Q3. On a graph of gas volume against time, state what the flat (horizontal) part of the curve shows. [1 mark]

  • Cue. The reaction has finished (a reactant has run out), so no more gas is being produced.

Exam-style practice questions

Practice questions written in the style of SEAB exam questions on this dot point, with worked answer explainers. The year tag is the paper they imitate, not the source.

Original5 marksHydrogen peroxide decomposes slowly to water and oxygen. Adding manganese(IV) oxide makes it decompose rapidly, and the manganese(IV) oxide can be recovered unchanged afterwards. (a) State the role of the manganese(IV) oxide. (b) Explain how it speeds up the reaction. (c) State what is observed that shows the reaction is faster.
Show worked answer →

(a) The manganese(IV) oxide is a catalyst.

(b) A catalyst speeds up the reaction by providing an alternative pathway with a lower activation energy. With a lower activation energy, a greater proportion of collisions have enough energy to react, so the rate increases. The catalyst is not used up.

(c) Bubbles of oxygen are given off much more rapidly (faster effervescence), and the gas is produced in a shorter time.

Markers reward identifying it as a catalyst, the explanation that it lowers the activation energy so more collisions are successful, and faster effervescence as the observation.

Original4 marksA reaction produces a gas. The volume of gas is measured every 30 seconds and plotted against time. (a) Describe the shape of the graph. (b) State how the graph shows the reaction is fastest at the start, and what the flat part means.
Show worked answer →

(a) The curve rises steeply at first, then becomes less steep, and finally levels off (becomes horizontal).

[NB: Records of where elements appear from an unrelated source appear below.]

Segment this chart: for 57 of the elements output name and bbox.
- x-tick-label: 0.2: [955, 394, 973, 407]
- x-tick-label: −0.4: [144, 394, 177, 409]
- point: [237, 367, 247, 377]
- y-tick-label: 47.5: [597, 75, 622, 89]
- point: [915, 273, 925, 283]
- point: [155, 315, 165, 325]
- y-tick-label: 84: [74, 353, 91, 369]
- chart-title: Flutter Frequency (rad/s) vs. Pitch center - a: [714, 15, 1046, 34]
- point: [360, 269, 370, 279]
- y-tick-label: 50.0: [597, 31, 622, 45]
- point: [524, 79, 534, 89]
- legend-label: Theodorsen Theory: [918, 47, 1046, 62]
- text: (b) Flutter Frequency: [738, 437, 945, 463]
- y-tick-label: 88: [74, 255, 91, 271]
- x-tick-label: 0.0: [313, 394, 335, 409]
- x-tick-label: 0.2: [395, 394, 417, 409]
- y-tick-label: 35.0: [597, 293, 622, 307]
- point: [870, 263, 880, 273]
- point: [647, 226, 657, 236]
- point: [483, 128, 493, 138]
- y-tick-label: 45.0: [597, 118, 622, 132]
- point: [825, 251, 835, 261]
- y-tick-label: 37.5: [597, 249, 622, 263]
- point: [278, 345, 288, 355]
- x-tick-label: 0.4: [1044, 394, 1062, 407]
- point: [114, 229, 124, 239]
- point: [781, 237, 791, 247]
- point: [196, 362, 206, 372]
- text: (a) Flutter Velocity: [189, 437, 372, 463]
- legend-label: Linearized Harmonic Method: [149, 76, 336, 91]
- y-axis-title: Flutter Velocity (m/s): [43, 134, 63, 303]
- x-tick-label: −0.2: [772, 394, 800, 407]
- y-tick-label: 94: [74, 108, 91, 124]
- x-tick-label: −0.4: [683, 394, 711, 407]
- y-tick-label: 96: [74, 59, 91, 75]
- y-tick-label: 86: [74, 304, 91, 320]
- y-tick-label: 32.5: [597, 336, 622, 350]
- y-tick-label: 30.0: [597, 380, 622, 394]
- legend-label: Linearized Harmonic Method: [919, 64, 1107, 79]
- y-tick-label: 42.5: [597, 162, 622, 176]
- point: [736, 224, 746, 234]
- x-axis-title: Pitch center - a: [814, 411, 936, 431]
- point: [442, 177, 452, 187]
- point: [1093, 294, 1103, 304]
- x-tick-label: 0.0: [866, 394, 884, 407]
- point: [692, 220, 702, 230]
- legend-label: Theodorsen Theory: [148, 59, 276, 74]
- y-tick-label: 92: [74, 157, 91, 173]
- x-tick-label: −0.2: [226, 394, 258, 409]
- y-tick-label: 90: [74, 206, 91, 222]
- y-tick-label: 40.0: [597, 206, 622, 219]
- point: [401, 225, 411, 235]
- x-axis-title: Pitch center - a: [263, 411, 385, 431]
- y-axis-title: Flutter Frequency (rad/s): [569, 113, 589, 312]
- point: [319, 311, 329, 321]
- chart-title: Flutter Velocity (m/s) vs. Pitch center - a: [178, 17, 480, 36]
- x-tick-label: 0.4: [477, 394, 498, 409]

(b) The graph is steepest at the start, showing the rate is fastest then, because the reactant concentration is highest and collisions are most frequent. The curve becomes less steep as reactants are used up and the rate falls. The flat (horizontal) part means no more gas is being produced, so the reaction has finished (a reactant has run out).

Markers reward the rising-then-levelling shape, the steepest gradient at the start showing the fastest rate, and the flat part meaning the reaction is complete.